The official companion to ITV’s hotly anticipated new drama, The Victoria Letters delves into the private writings of the young Queen Victoria, painting a vivid picture of the personal life of one of England’s greatest monarchs.
From the producers of Poldark and Endeavour, ITV’s Victoria follows the early years of the young Queen’s reign, based closely on Victoria’s own letters and journals. Now explore this extensive collection in greater depth, and discover who Victoria really was behind her upright public persona.
At only 18 years old, Victoria ascended the throne as a rebellious teenager and gradually grew to become one of the most memorable, unshakeable and powerful women in history. The extensive writings she left behind document this personal journey and show how she triumphed over scandal and corruption. Written by Internationally bestselling author, historian of 12 books and Victoria historical consultant, Helen Rappaport, and including a foreword by Daisy Goodwin – acclaimed novelist and screenwriter of the series – The Victoria Letters details the history behind the show.
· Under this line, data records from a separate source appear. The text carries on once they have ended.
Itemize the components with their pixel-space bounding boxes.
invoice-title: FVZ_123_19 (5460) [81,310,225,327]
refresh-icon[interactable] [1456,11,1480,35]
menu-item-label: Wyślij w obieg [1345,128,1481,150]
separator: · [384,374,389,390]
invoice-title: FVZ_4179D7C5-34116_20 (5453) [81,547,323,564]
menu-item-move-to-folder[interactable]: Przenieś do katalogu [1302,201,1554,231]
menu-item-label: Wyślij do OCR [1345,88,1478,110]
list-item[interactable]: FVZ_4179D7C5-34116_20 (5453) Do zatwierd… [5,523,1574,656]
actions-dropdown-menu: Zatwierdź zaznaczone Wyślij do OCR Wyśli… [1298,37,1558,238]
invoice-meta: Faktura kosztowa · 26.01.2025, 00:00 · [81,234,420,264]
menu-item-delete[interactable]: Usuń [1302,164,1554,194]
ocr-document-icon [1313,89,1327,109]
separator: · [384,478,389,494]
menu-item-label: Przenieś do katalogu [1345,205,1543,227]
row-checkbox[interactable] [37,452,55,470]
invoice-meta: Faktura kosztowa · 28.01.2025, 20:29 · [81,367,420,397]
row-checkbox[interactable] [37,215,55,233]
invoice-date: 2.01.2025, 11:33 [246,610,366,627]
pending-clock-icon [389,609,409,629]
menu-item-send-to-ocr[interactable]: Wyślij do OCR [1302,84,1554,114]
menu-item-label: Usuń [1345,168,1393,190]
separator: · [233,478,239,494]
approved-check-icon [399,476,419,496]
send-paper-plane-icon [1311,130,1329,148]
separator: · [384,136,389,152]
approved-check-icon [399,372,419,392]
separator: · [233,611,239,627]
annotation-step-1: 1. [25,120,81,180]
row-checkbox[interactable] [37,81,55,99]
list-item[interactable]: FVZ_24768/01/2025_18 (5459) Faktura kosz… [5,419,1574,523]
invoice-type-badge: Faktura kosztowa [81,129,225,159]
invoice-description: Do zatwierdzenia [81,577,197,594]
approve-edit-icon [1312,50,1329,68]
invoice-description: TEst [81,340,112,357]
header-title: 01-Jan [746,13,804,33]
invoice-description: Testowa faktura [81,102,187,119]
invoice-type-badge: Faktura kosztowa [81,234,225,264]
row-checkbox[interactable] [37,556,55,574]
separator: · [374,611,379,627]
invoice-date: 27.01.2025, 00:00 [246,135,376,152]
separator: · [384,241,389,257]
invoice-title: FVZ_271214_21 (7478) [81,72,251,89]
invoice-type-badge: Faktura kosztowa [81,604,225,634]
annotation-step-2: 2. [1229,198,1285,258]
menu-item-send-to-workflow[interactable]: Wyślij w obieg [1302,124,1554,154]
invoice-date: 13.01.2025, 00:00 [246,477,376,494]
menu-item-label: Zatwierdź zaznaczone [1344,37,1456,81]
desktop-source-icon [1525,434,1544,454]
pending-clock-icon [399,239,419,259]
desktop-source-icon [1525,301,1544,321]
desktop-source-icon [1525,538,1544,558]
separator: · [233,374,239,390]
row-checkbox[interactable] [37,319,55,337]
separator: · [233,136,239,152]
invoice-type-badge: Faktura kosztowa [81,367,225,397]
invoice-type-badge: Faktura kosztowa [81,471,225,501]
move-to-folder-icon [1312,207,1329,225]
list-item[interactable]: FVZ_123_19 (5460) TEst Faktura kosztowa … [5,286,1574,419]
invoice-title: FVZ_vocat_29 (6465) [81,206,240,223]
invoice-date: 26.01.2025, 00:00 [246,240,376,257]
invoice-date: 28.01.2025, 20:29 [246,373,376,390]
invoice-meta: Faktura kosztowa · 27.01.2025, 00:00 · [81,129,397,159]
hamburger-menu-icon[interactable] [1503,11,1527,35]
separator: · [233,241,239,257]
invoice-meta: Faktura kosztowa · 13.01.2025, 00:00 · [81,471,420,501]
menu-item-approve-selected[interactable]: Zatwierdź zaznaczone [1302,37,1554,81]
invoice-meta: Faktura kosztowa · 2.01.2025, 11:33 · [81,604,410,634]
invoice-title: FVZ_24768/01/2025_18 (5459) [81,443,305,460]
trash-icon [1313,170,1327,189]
Revealing Victoria’s own thoughts about the love interests, family dramas and court scandals during her early reign, it also delves into the running of the royal household, the upstairs-downstairs relationships, and what it was like to live in Victorian England.
Full of beautiful photography from the series and genuine imagery from the era, come behind the palace doors and discover the girl behind the Queen.
The new ITV series Victoria has just concluded its first season and the second series is already filming. This accompanying book is a beautiful hardcover featuring a few of her letters from the early years, but also letters from other persons, such as her maternal grandmother Augusta of Reuss-Obersdorff, which was a really lovely addition. Besides the information on Victoria herself, the other roles in the series are also explained including the fictional ones. It has some great photos from behind the scenes.
However, if you’re looking for an in-depth look at Victoria’s letters (as the title suggests), this isn’t the book. It’s a lovely companion to the series, but don’t take it for a biography on Victoria’s early years.